L'Occident en tant que civilisation chrétienne dépérit à l'Est comme à l'Ouest, que ce soit dans les démocraties libérales du relativisme nihiliste ou en Russie après l'effet sécularisant général des décennies de communisme. Ces deux réalités font partie du même Occident, à la fois en raison de leurs origines communes dans la civilisation chrétienne, et en raison de leur participation commune, naturellement avec les différences historico-culturelles qui s'imposent, à la dégradation de cette même civilisation chrétienne. Dans les deux "mondes", cependant, on observe également de nouveaux phénomènes d'intolérance à l'égard de l'"Occident de la liberté", dépourvu de critères et d'un mondialisme imposé et étouffant, à l'égard de la société artificielle imposée par les courtiers du pouvoir comme quelque chose de naturel. Dans les deux domaines, ces phénomènes sont souvent encore ambigus. En Russie, par exemple, les contradictions et les ambiguïtés concernent le passé soviétique, la fascination sociale exercée par de nombreux éléments laïcs-libéraux des années 90, la référence au modèle impérial tsariste et à la tradition slave, avec une attention particulière à la dimension religieuse-spirituelle représentée par l'orthodoxie. La Russie n'exprime pas le christianisme latin, elle n'est pas une puissance catholique. Au contraire, elle veut être une puissance slave, impériale byzantine (Troisième Rome), et orthodoxe. Elle ne peut donc pas répondre à la nécessité d'une politique catholique. Néanmoins, les phénomènes de réaction consciente au nouveau globalisme du vide civilisationnel de l'Occident, résultat direct du rejet de la civilisation chrétienne, sont dignes d'attention aussi bien lorsqu'ils se produisent en Occident que lorsqu'ils se produisent à l'Est du seul et unique Occident "essentiel".

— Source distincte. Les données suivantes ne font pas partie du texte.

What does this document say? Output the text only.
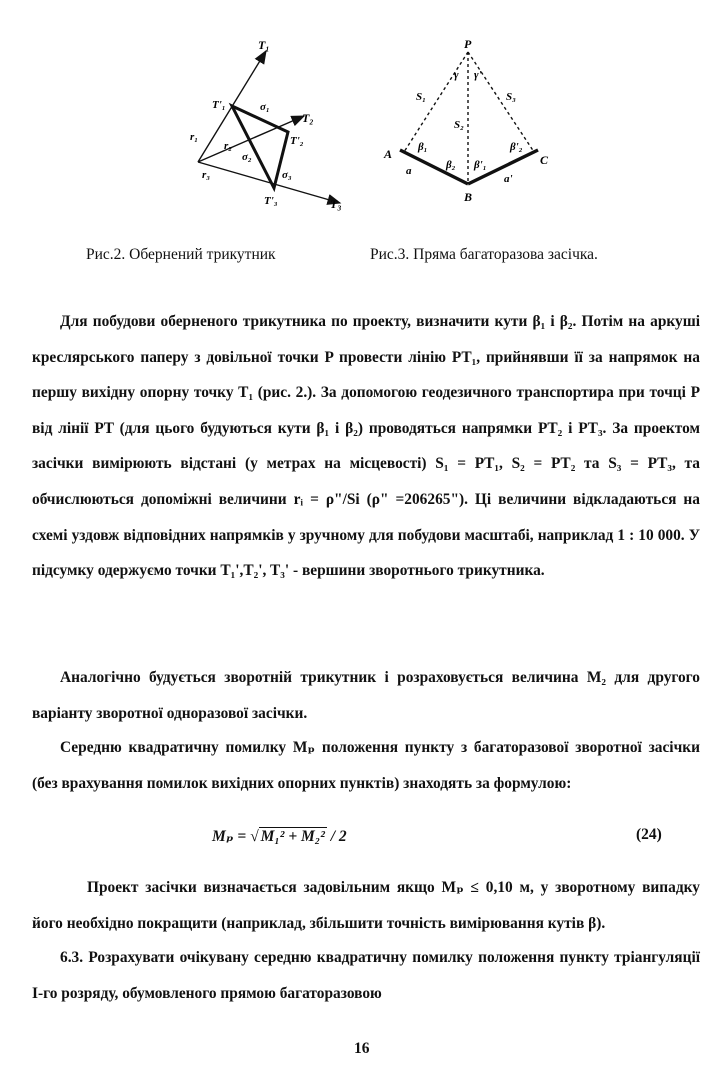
T₁
T₂
T₃
T'₁
T'₂
T'₃
r₁
r₂
r₃
σ₁
σ₂
σ₃
P
A
B
C
S₁
S₂
S₃
γ γ'
β₁
β₂ β'₁
β'₂
a
a'
Рис.2. Обернений трикутник	Рис.3. Пряма багаторазова засічка.

Для побудови оберненого трикутника по проекту, визначити кути β₁ і β₂. Потім на аркуші креслярського паперу з довільної точки P провести лінію PT₁, прийнявши її за напрямок на першу вихідну опорну точку T₁ (рис. 2.). За допомогою геодезичного транспортира при точці P від лінії PT (для цього будуються кути β₁ і β₂) проводяться напрямки PT₂ і PT₃. За проектом засічки вимірюють відстані (у метрах на місцевості) S₁ = PT₁, S₂ = PT₂ та S₃ = PT₃, та обчислюються допоміжні величини rᵢ = ρ"/Si (ρ" =206265"). Ці величини відкладаються на схемі уздовж відповідних напрямків у зручному для побудови масштабі, наприклад 1 : 10 000. У підсумку одержуємо точки T₁',T₂', T₃' - вершини зворотнього трикутника.

Аналогічно будується зворотній трикутник і розраховується величина M₂ для другого варіанту зворотної одноразової засічки.

Середню квадратичну помилку Mₚ положення пункту з багаторазової зворотної засічки (без врахування помилок вихідних опорних пунктів) знаходять за формулою:

Mₚ = √ M₁² + M₂² / 2	(24)

Проект засічки визначається задовільним якщо Mₚ ≤ 0,10 м, у зворотному випадку його необхідно покращити (наприклад, збільшити точність вимірювання кутів β).

6.3. Розрахувати очікувану середню квадратичну помилку положення пункту тріангуляції І-го розряду, обумовленого прямою багаторазовою

16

En ce moment de crise entièrement interne à l'Occident, et non pas entre l'Occident et quelque chose d'autre qui lui est opposé, il est important de retrouver le sens de l'Occident "essentiel" qui est autre que l'Occident que la pensée dominante nous impose. Il s'agit de renouveler l'engagement en faveur de l'Occident véritable, c'est-à-dire de la civilisation chrétienne fondée sur le rapport correct entre la raison et la foi, de résister et de réagir contre les formes d'opposition active, et de contribuer à développer les germes d'une véritable liberté par rapport aux prétentions globales de l'Occident à l'âme vide.